Tech's Broken Promises

Tech's Broken Promises

Categorized under: technology trends

We aren’t living up to the promised potential of technology. Solutions are supposed to make the world a better place. They are supposed to help fix the immense challenges in a difficult world. 

As of late, technology is falling short of its promised potential. From the recent insight that most of the internet is fake to the influence large scale social media platforms can have on elections around the world.

Instead of bringing us together to see how much we truly have in common, we are arguably more partisan and divided than ever before.

Most of us have legitimate concerns that our privacy is not being protected and our personal data is being packaged, marketed and sold to the highest bidder.

While technology is still in the early innings of recognizing the gap between what solutions in the space are capable of and what they are currently delivering, let’s challenge ourselves in 2019 and beyond to do better.

Question everything

If someone asks you to design a new product feature or platform enhancement, ask how it is going to be used - what’s the big picture? And, also ask, how could this new inventor or innovation be misused? 

No longer can we simply afford to design for upside potential without considering downside risk. Engineers and developers must be willing to build in safeguards to protect against misuse and abuse.

While there are already a number of engineers who are standing up for their right to ethical design, we still need more who are willing to protect the integrity of design throughout the ecosystem.

Spread the wealth

From how we search to how we interact on line to the type of smartphones we use,  we have currently allowed ourselves to be inextricably linked to a small number of large and growing platforms.

This dynamic is creating a massive power vacuum for a handful of companies and magnifying the potential for bad outcomes.

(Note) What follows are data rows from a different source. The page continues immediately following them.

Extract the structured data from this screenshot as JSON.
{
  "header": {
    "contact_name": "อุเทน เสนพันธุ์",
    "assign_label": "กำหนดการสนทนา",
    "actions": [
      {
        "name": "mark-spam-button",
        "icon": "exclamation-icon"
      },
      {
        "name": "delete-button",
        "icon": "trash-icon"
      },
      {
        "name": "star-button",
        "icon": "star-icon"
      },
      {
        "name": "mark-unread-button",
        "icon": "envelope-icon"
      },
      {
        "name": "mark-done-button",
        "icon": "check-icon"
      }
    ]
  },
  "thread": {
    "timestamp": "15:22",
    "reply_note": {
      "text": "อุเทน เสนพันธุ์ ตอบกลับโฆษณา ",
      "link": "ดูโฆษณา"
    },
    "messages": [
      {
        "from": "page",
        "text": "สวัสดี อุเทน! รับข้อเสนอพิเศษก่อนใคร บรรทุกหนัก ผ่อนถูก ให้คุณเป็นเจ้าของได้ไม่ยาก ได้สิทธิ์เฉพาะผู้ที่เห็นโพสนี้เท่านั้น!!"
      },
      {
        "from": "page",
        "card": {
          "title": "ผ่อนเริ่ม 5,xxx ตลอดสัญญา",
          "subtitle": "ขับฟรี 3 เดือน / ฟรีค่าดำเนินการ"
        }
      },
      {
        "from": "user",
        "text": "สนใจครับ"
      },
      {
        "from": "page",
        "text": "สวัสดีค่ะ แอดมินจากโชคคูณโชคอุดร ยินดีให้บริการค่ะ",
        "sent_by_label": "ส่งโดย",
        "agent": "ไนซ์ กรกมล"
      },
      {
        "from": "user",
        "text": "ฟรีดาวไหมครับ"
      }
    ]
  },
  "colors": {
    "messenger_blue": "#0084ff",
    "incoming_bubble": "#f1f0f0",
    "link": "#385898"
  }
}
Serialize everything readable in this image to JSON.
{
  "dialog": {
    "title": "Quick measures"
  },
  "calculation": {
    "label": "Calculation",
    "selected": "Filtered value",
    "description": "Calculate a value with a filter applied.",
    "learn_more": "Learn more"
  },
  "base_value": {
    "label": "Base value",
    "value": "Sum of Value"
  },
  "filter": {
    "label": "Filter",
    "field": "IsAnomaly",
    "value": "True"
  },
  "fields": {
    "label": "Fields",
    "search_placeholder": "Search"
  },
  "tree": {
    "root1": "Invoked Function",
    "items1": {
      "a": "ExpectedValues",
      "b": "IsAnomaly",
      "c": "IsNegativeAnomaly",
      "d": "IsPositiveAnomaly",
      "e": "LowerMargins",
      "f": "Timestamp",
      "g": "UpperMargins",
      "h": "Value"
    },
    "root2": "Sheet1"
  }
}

Instead of automatically defaulting to these companies, perhaps it’s time to consider other options that may meet your needs.

Only by creating true competition within the products and services that are used daily can we make sure that privacy, data protection and security are at the forefront of these offerings.

Improve oversight

In 2018, the heads of major companies were brought before Congress to give an account of how their businesses functioned and how product design and execution were leading to undesirable outcomes.

For many who were knowledgeable about how technology works, it became obvious that those who would like to better monitor these companies are not as knowledgeable in these areas as we might have hoped.

These companies are built using sophisticated technical algorithms that are often patent-protected or deemed so innovative that their inner workings are considered trade secret.

Given the impact of technology on the economy, we need agencies that have expertise who can monitor and regulate these companies to protect the average consumer.

We don’t let ‘unsophisticated’ investors put their money into speculative or risky investments. In a similar manner, we shouldn’t let the everyday consumer sign up for technology based products and services simply because they are available online or via a mobile application.

Educate next generation

As technology was just developing, it may have been reasonable to assume that the downside risk was unknown.

However, after the past several decades of innovation and advancement that position is no longer defensible.

Instead, we need to educate the next generation of technologists on not only the amazing potential of technology but also of the potential to do harm if proper safeguards aren’t built in.

The next generation are most likely to make some of the most ambitious technological advancements a reality. 

For those who are developing their skills in algorithms and engineering design, we must also be cognizant of building their fluency in how their inventions can have unforeseen impacts as well.


Over the coming weeks, months and years, technology will continue to be under a microscope because of the recognition of what a powerful role it plays in our daily lives.

While many of us have seen immense benefits from technology innovation, there are also some aspects that have people concerned.

By having those on the front lines question everything about what they are building to develop diverse offerings within technology, improved oversight and education of the next generation, we can start to re-balance the pendulum towards realizing the promised benefits and mitigating the risks.

This is technology based future that we can all proudly support.